The sector is a UK success story and provides an easily tradeable way for investors to hold otherwise illiquid assets, generating returns for themselves while supporting critical parts of the UK economy. 

When there are more sellers than buyers, prices tend to collapse. And that is exactly what has happened. The chart below shows the extent to which prices have declined, relative to the underlying value of the companies. According to the Financial Times, these discounts are wider than in the immediate aftermath of the GFC. 

Source: The Association of Investment Companies

 

What’s more, financing looks as though it has dried up in the wake of the cost disclosure requirements. 

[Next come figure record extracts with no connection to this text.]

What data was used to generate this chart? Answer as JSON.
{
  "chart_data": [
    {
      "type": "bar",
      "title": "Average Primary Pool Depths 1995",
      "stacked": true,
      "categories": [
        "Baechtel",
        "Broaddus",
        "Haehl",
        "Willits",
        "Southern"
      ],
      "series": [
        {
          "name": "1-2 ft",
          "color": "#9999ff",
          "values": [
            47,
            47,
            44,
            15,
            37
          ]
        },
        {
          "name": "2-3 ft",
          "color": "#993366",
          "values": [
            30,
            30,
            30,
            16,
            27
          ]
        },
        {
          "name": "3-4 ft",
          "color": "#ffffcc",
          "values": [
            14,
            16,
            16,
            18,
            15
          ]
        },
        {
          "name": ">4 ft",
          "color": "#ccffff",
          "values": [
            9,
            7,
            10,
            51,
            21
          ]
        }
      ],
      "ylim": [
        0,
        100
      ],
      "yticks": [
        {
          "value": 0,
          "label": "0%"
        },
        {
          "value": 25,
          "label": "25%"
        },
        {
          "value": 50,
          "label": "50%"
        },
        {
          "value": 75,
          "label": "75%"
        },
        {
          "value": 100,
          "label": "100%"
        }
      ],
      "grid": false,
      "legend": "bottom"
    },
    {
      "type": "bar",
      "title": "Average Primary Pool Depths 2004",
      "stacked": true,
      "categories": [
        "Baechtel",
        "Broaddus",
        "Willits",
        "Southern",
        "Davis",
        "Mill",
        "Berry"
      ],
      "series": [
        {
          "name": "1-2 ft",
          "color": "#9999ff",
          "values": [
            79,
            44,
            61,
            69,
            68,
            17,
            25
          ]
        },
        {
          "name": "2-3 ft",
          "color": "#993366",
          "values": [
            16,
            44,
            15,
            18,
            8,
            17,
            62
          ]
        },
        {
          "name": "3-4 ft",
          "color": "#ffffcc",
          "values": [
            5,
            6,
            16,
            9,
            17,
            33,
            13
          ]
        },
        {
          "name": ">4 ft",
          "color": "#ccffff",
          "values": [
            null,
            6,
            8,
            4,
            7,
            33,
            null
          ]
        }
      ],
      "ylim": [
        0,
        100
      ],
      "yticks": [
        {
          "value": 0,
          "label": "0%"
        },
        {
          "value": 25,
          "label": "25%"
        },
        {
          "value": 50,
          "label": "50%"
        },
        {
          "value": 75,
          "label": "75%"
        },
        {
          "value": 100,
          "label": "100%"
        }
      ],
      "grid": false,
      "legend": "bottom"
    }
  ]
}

Source: The Association of Investment Companies

Yes, there are other factors at play. The macro shift as interest rates have normalised has had a big impact. So too have recession, geo-political risk, over-issuance, and some recent high-profile corporate governance failures.  

 

But there is now ample anecdotal evidence that this double counting is having a fundamental impact and will have damaging long-term consequences for the Investment Company sector – even in a more benign environment.  

What is the solution? 

Removal of Investment Companies from AIFMD would immediately eradicate this problem.  Baroness Altmann has proposed a Private Members Bill to this effect that will be heard on 22nd November 2023. She has also raised the subject in the House of Lords on 13th November 2023. 

 

The Investment Company sector is not out of the woods yet. But with the right backing, a simple change could clear the path for a recovery and a new lease of life for a critical part of the UK’s financial ecosystem.